1. Wash freshly collected eggs free of debris, and deposit in a 50 ml Falcon tube, filled to the 30 ml waterline.
2. Vigorously agitate the tube and extract a 0.5 ml sample, dilute to 10 ml.
3. Extract and count a 0.5 ml sample of the diluted stock. This represents 1/1,200 of the total egg collection (1/60 x 1/20). The goal is to count 60-100 eggs per 0.5 ml of diluted sample.
4. If the sample is still too concentrated, remove 0.5 ml of the first dilution and bring to 10 ml.
5. Extract and count 0.5 ml of the second dilution. This represents 1/ 24,000 th of the total egg collection (1/60 x 1/20 x 1/20).
6. Count three replicates at a suitable dilution, average the three replicates, and compute the total egg collection for the 50 ml tube (use the correct dilution factor!).
7. Set out three counted replicates of 60-100 eggs each in 100 mm Petri dishes with covers for 48 h hatch-ratio determination. Fill 85% full with treated seawater, label, and cover
8. Label and store remaining eggs or set out to hatch. Label should include date, species, egg count, and tank number.

Storage Protocol

1. Storage of eggs is useful, both as a reservoir of nauplii to restart production tanks, and as a supply of nauplii for feeding fish or invertebrate larvae and adults.
2. Acartia non-diapause eggs can be stored for the two to six weeks. Shelf life may vary between Acartia from different locations.
3. To successfully store eggs, they must be fastidiously cleaned of all feces and detritus. Wash eggs through a 100 µm sieve into a beaker (to fracture the feces), pour that slurry through a 70 µm sieve, and wash carefully until little detritus remains.
4. Count eggs prior to storage and label the storage vessel to indicate species, collection date, egg count, and tank.
5. Store (up to) 5,000,000 eggs per 50 ml Falcon tube.
6. Storage is most successful when temperatures are stable around 1° C.
7. Egg viability from the Gulf of Mexico strain of A. tonsa, fed Cryptomonads exclusively, drops rapidly during storage. Presuming a 90% hatch ratio on the initial storage date, one week’s storage will reduce this to ~45% hatch, and two week’s storage will further reduce this to ~25%, presuming well cleaned eggs.

Hatching Protocol

1. Compute the number of nauplii required for hatch (nauplii required divided by the presumed hatch ratio plus a surplus for security).
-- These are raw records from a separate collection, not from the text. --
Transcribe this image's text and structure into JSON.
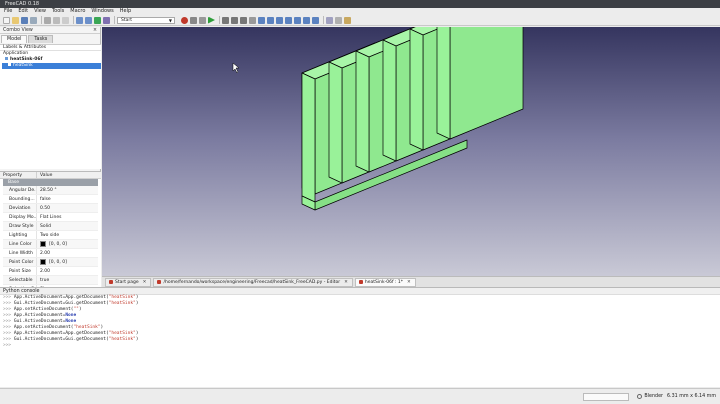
{
  "window": {
    "title": "FreeCAD 0.18"
  },
  "menu": [
    "File",
    "Edit",
    "View",
    "Tools",
    "Macro",
    "Windows",
    "Help"
  ],
  "toolbar": {
    "workbench": "Start",
    "colors": {
      "record": "#c0392b",
      "run": "#2e9e3a"
    }
  },
  "combo": {
    "title": "Combo View",
    "tabs": [
      "Model",
      "Tasks"
    ],
    "tree_header": "Labels & Attributes",
    "app_label": "Application",
    "document": "heatSink-06f",
    "object": "heatSink"
  },
  "properties": {
    "col_property": "Property",
    "col_value": "Value",
    "group": "Base",
    "rows": [
      {
        "key": "Angular De...",
        "value": "28.50 °"
      },
      {
        "key": "Bounding...",
        "value": "false"
      },
      {
        "key": "Deviation",
        "value": "0.50"
      },
      {
        "key": "Display Mo...",
        "value": "Flat Lines"
      },
      {
        "key": "Draw Style",
        "value": "Solid"
      },
      {
        "key": "Lighting",
        "value": "Two side"
      },
      {
        "key": "Line Color",
        "value": "[0, 0, 0]",
        "swatch": "#000000"
      },
      {
        "key": "Line Width",
        "value": "2.00"
      },
      {
        "key": "Point Color",
        "value": "[0, 0, 0]",
        "swatch": "#000000"
      },
      {
        "key": "Point Size",
        "value": "2.00"
      },
      {
        "key": "Selectable",
        "value": "true"
      },
      {
        "key": "Selection S...",
        "value": "Shape"
      },
      {
        "key": "Shape Color",
        "value": "[204, 204, 204]",
        "swatch": "#cccccc"
      }
    ],
    "bottom_tabs": [
      "View",
      "Data"
    ]
  },
  "doc_tabs": [
    {
      "label": "Start page"
    },
    {
      "label": "/home/fernando/workspace/engineering/Freecad/heatSink_FreeCAD.py - Editor"
    },
    {
      "label": "heatSink-06f : 1*"
    }
  ],
  "console": {
    "title": "Python console",
    "lines": [
      {
        "pre": "App.ActiveDocument=App.getDocument(",
        "str": "\"heatSink\"",
        "post": ")"
      },
      {
        "pre": "Gui.ActiveDocument=Gui.getDocument(",
        "str": "\"heatSink\"",
        "post": ")"
      },
      {
        "pre": "App.setActiveDocument(",
        "str": "\"\"",
        "post": ")"
      },
      {
        "pre": "App.ActiveDocument=",
        "kw": "None"
      },
      {
        "pre": "Gui.ActiveDocument=",
        "kw": "None"
      },
      {
        "pre": "App.setActiveDocument(",
        "str": "\"heatSink\"",
        "post": ")"
      },
      {
        "pre": "App.ActiveDocument=App.getDocument(",
        "str": "\"heatSink\"",
        "post": ")"
      },
      {
        "pre": "Gui.ActiveDocument=Gui.getDocument(",
        "str": "\"heatSink\"",
        "post": ")"
      },
      {
        "pre": ""
      }
    ]
  },
  "status": {
    "nav_style": "Blender",
    "dimensions": "6.31 mm x 6.14 mm"
  },
  "model": {
    "fill": "#99f299",
    "edge": "#000000"
  }
}
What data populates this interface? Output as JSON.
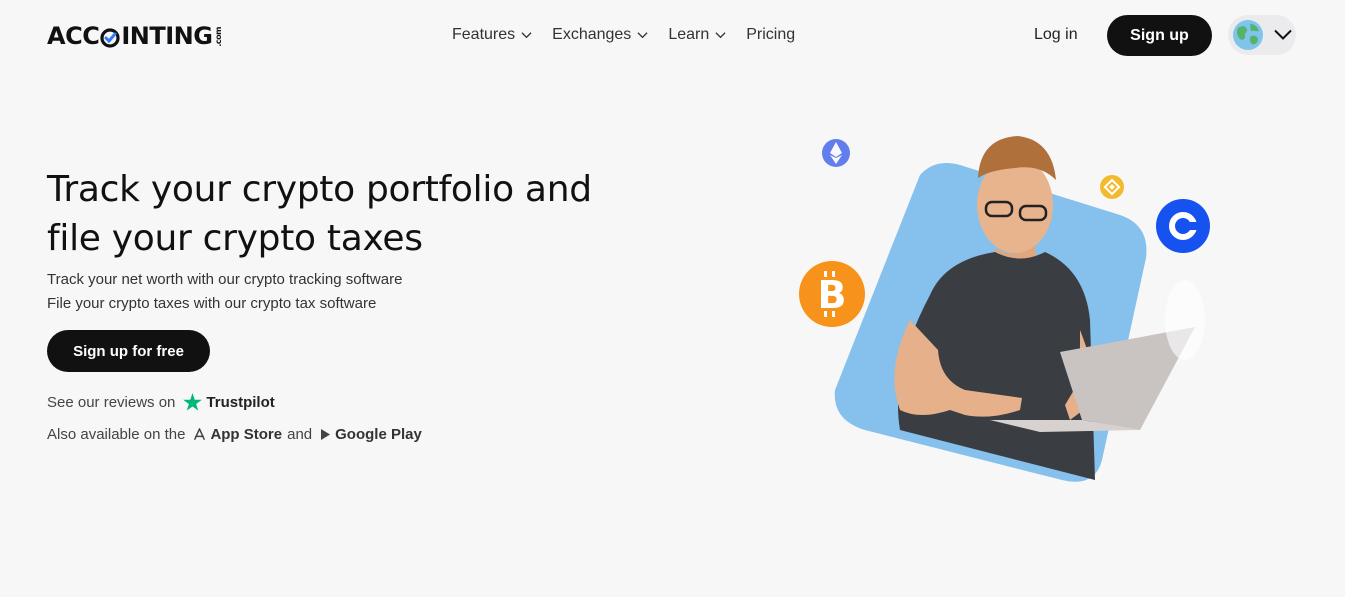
{
  "brand": {
    "logo_text_a": "ACC",
    "logo_text_b": "INTING",
    "logo_suffix": ".com"
  },
  "nav": {
    "items": [
      {
        "label": "Features",
        "has_dropdown": true
      },
      {
        "label": "Exchanges",
        "has_dropdown": true
      },
      {
        "label": "Learn",
        "has_dropdown": true
      },
      {
        "label": "Pricing",
        "has_dropdown": false
      }
    ]
  },
  "header": {
    "login_label": "Log in",
    "signup_label": "Sign up",
    "language_icon": "globe-icon"
  },
  "hero": {
    "title_line1": "Track your crypto portfolio and",
    "title_line2": "file your crypto taxes",
    "subtitle_line1": "Track your net worth with our crypto tracking software",
    "subtitle_line2": "File your crypto taxes with our crypto tax software",
    "cta_label": "Sign up for free",
    "reviews_prefix": "See our reviews on",
    "reviews_brand": "Trustpilot",
    "available_prefix": "Also available on the",
    "app_store": "App Store",
    "and_word": "and",
    "google_play": "Google Play"
  },
  "colors": {
    "accent_dark": "#111111",
    "background": "#f7f7f8",
    "trustpilot_green": "#00b67a",
    "bitcoin_orange": "#f7931a",
    "coinbase_blue": "#1652f0",
    "ethereum_purple": "#627eea",
    "binance_yellow": "#f3ba2f",
    "illustration_blue": "#85c1ec"
  }
}
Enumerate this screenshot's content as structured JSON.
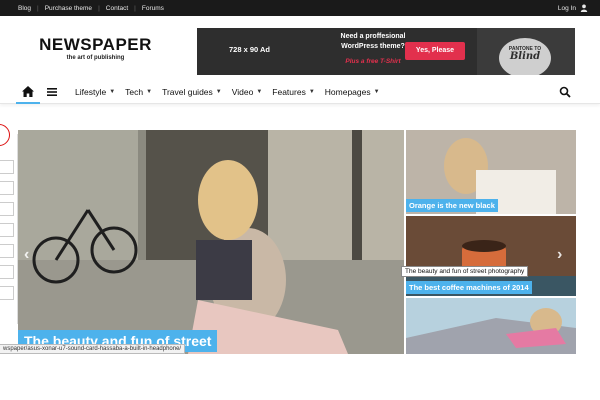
{
  "topbar": {
    "links": [
      "Blog",
      "Purchase theme",
      "Contact",
      "Forums"
    ],
    "login": "Log In"
  },
  "logo": {
    "title": "NEWSPAPER",
    "tagline": "the art of publishing"
  },
  "ad": {
    "size": "728 x 90 Ad",
    "headline_line1": "Need a proffesional",
    "headline_line2": "WordPress theme?",
    "tshirt": "Plus a free T-Shirt",
    "cta": "Yes, Please",
    "shirt_text_top": "PANTONE TO",
    "shirt_text_big": "Blind"
  },
  "nav": {
    "items": [
      {
        "label": "Lifestyle"
      },
      {
        "label": "Tech"
      },
      {
        "label": "Travel guides"
      },
      {
        "label": "Video"
      },
      {
        "label": "Features"
      },
      {
        "label": "Homepages"
      }
    ]
  },
  "slider": {
    "main_caption": "The beauty and fun of street",
    "tiles": [
      {
        "caption": "Orange is the new black"
      },
      {
        "caption": "The best coffee machines of 2014"
      },
      {
        "caption": ""
      }
    ]
  },
  "tooltip": "The beauty and fun of street photography",
  "status_url": "wspaper/asus-xonar-u7-sound-card-hassaba-a-built-in-headphone/",
  "colors": {
    "accent": "#4db2ec",
    "cta": "#e2304d",
    "topbar": "#1a1a1a"
  }
}
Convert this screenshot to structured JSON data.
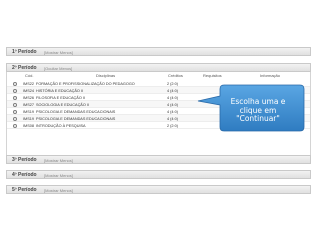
{
  "periods": [
    {
      "title": "1º Período",
      "toggle": "[Mostrar Menos]"
    },
    {
      "title": "2º Período",
      "toggle": "[Ocultar Menos]"
    },
    {
      "title": "3º Período",
      "toggle": "[Mostrar Menos]"
    },
    {
      "title": "4º Período",
      "toggle": "[Mostrar Menos]"
    },
    {
      "title": "5º Período",
      "toggle": "[Mostrar Menos]"
    }
  ],
  "table": {
    "headers": {
      "code": "Cód.",
      "discipline": "Disciplinas",
      "credits": "Créditos",
      "prereq": "Requisitos",
      "info": "Informação"
    },
    "rows": [
      {
        "code": "IMS22",
        "name": "FORMAÇÃO E PROFISSIONALIZAÇÃO DO PEDAGOGO",
        "credits": "2 (2:0)"
      },
      {
        "code": "IMS24",
        "name": "HISTÓRIA E EDUCAÇÃO II",
        "credits": "4 (4:0)"
      },
      {
        "code": "IMS26",
        "name": "FILOSOFIA E EDUCAÇÃO II",
        "credits": "4 (4:0)"
      },
      {
        "code": "IMS27",
        "name": "SOCIOLOGIA E EDUCAÇÃO II",
        "credits": "4 (4:0)"
      },
      {
        "code": "IMS19",
        "name": "PSICOLOGIA E DEMANDAS EDUCACIONAIS",
        "credits": "4 (4:0)"
      },
      {
        "code": "IMS19",
        "name": "PSICOLOGIA E DEMANDAS EDUCACIONAIS",
        "credits": "4 (4:0)"
      },
      {
        "code": "IMS08",
        "name": "INTRODUÇÃO À PESQUISA",
        "credits": "2 (2:0)"
      }
    ]
  },
  "callout": {
    "line1": "Escolha uma e",
    "line2": "clique em",
    "line3": "\"Continuar\"",
    "color": "#3f8fd2"
  }
}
For example, to hatch 200,000 nauplii to start a 200 L tank:

Divide 200,000 by the 50% presumed hatch ratio for eggs stored a week.
200,000 eggs/ 0.50 hatch = 400,000 eggs
plus 25% more to avoid aggravation if the hatch ratio is lower
= 500,000 week-old eggs required


2. Count the eggs as previously described or read the label on the Falcon tube, compute the required portion of the 30 ml of stored eggs.
3. Rinse the eggs well on a 53 µm sieve.
4. Add approximately 50,000 eggs/L to treated, aerated seawater, cover the vessel, and use no aeration.
5. Incubate 48 h at 25° C.
6. Collect nauplii on a 53 µm sieve, dilute to 1000 ml, mix thoroughly, count nauplii in three 0.5 ml samples, average, and multiply by 2000 for total nauplii count. Record result.
7. For large naupliar counts serially dilute as for counting eggs. Keep accurate record of the dilutions used to facilitate population computation.